One of Adcetris’s twin sons strikes out
Pfizer cans PF-08046045, but keeps PF-08046044 for now.
Pfizer cans PF-08046045, but keeps PF-08046044 for now.
One of the pipeline projects Pfizer inherited through its $43bn takeover of Seagen, the Adcetris follow-on PF-08046045, had endured delays to its phase 1 study in lymphoma, and on Tuesday Pfizer revealed the inevitable: the asset was being discontinued.
Also out, according to the group’s pipeline update, is another Seagen-derived project, the anti-CD228/4-1BB bispecific fusion protein PF-08046049, and the anti-LILRB1/2 MAb PF-07826390. Still, the group’s efforts to improve on the characteristics of Adcetris, the drug seen as a key reason behind the Seagen takeover, continue with the development of yet another follow-on, PF-08046044.
Adcetris, an anti-CD30 ADC licensed to Takeda, sold $1.1bn last year, but third-quarter 2025 revenues booked by Pfizer fell 20% to $215m. Seagen originated two follow-ons: PF-08046045 (originally coded SGN-35T), which was identical to Adcetris except for using a different linker; and PF-08046044 (SGN-35C), which employs a topoisomerase 1 inhibitor payload instead of MMAE.
Trial paused?
A first-in-human study of PF-08046045 emerged two years ago, with a start date of January 2024, seeking to enrol 110 lymphoma patients. However, by November 2024 it was marked on clinicaltrials.gov as “not recruiting”, with just 18 subjects enrolled, before apparently resuming enrolment in March of this year, according to the US registry.
The suggestion is that the trial was paused for some reason, though this was never announced by Pfizer. However, despite the trial being upsized to 150 patients in May, the current record reveals that only 22 were actually enrolled.
Pfizer’s third-quarter pipeline update merely lists PF-08046045 as a post 5 August discontinuation, without giving a specific reason. The aim behind PF-08046045’s tripeptide linker was to maintain Adcetris’s potency in cancer cells while reducing its bone marrow toxicity, but evidently this hasn’t panned out.
Meanwhile, the topoisomerase 1 inhibitor payload-containing ADC PF-08046044 remains listed as an active Pfizer project.

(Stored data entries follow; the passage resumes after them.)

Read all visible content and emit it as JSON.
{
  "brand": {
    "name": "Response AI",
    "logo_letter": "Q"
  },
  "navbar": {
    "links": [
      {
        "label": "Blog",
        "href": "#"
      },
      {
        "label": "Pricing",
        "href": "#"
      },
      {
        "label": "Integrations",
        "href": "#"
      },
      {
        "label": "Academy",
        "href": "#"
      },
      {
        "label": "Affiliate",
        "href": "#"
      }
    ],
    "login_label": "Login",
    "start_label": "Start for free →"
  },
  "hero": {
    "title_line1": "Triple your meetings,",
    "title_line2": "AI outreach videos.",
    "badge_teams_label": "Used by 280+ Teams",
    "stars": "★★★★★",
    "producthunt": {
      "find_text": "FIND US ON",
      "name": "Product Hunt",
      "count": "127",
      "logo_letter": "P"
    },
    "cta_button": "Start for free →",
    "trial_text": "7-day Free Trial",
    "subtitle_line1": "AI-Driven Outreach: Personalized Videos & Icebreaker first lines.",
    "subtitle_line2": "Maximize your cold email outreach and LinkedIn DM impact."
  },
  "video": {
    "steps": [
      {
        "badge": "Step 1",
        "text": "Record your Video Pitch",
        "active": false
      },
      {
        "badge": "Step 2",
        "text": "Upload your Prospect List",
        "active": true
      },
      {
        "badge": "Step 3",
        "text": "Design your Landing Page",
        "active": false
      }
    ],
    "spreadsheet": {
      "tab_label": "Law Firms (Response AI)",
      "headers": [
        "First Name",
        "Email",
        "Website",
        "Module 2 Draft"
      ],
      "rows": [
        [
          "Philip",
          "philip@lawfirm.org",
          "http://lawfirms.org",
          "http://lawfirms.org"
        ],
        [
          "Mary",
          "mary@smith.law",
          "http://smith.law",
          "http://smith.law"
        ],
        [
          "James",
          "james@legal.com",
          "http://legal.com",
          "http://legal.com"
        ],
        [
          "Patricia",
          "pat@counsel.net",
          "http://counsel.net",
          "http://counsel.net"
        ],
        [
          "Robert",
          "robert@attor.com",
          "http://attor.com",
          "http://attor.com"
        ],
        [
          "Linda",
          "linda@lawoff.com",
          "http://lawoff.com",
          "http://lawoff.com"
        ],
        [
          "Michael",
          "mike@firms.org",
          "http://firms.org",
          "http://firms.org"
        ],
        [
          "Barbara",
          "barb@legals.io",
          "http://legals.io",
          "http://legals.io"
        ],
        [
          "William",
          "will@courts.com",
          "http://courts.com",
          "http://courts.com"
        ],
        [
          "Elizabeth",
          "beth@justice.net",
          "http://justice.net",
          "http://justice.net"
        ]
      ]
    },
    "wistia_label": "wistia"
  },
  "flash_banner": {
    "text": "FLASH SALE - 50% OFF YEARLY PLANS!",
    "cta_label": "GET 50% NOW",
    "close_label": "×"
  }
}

However, this too might be facing some issues, given that its phase 1 trial, which began in May 2024, had once planned to enrol 210 patients; that target was cut to 46 last month, and currently stands at 57.
Pfizer’s Seagen-derived anti-CD30 ADCs
| Project | Cleavable linker | Payload | DAR | Status |
|---|---|---|---|---|
| Adcetris | Valine-citrulline | MMAE, auristatin | 4 | Approved in various settings for classical Hodgkin’s lymphoma, anaplastic large cell lymphoma, peripheral T-cell lymphomas & large B-cell lymphoma |
| PF-08046044 (SGN-35C) | Valine-lysine-glycuronide | AMDCPT, camptothecin | 8 | Ph1 started May 2024; enrolment target changed from 170 to 210 to 46 to 57 patients |
| PF-08046045 (SGN-35T) | D-leucine-alanine-glutamate | MMAE, auristatin | 4 | Discontinued after ph1 enrolled 22 out of a planned 150 patients |
Source: OncologyPipeline.
As for Pfizer’s two other discontinuations, that of PF-07826390 follows recent exits by Merck & Co and Sanofi. PF-07826390 targets LILRB1 and LILRB2, antigens also known as ILT2 and ILT4, and entered a phase 1 study testing it as monotherapy or in combination with sasanlimab and/or chemo in August 2024.
In the meantime, Merck deprioritised MK-4830, an anti-ILT4 antibody it had been developing with Agenus, while Sanofi handed rights to BND-22, an anti-ILT2 MAb, back to its originator Biond Biologics. Pfizer doesn’t appear ever to have disclosed any clinical data for PF-07826390.
As for PF-08046049, the discontinuation of this asset marks another setback for the idea of co-stimulation, in this case via activity at 4-1BB. This molecule was originated under the code PRS-346 by Pieris, which licensed it to Seagen as SGN-BB228 in a February 2018 deal worth $30m up front.
Pieris later ran out of money and delisted from Nasdaq, remaining only as a legal entity to collect royalties from licensors. Pfizer’s discontinuation of PF-08046049 extinguishes one of these future revenue streams.